Bruce Van Saun: So I’d say the one thing that they won’t have in their arsenal is deeply discounted mortgages. But I think they come in with their eyes wide open on that. And quite honestly, the deeply discounted mortgages are probably now back on your balance sheet because people aren’t refinancing those at a good clip. So they’ll probably sit there for a long time. But anyway, we will kind of do business in a commercial way. And again, the bigger the relationship, the better the pricing generally. And so I think the team coming over is very comfortable with that.
Brendan Coughlin: And another question around expenses, implied in the comments that John and Bruce both made around breakevens inside of 2024 is the team’s production covering kind of TOP guarantees to come over. So we’ve been really thoughtful about how we do that. But obviously, we’ve got the way these folks get paid is on a book of business model.
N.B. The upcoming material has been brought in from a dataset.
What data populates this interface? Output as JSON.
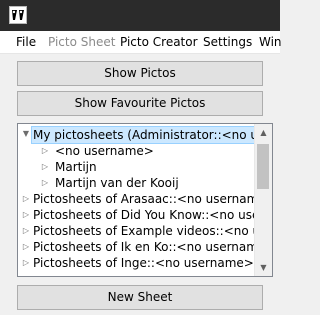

And they’re going to go out and develop a lot of business, and we’re going to give them the runway to do that. We had a lot of debate with them on the appropriate timing to make that happen and make sure the operations excellence is available here at Citizens. The cost of that is considered in all of our guidance and commentary we made about the profitability of the business. And we’re already well underway on tinkering with the way the bank works to make sure we’re creating the conditions for them.
Bruce Van Saun: Yes. And I’d say there, we probably had the brakes on a little bit to make sure that we get it to the level because you kind of get one shot with some of these customers. And so we’ve got a full effort on making sure that we get to the standards that we need. I would say one other silver lining from that also is that, that will help us up our game in customer experience more broadly, the kind of initiatives that we’re taking to make sure that we make this a great experience. There’ll be some things that spin off from that, that we can move to other parts of the bank, without a question.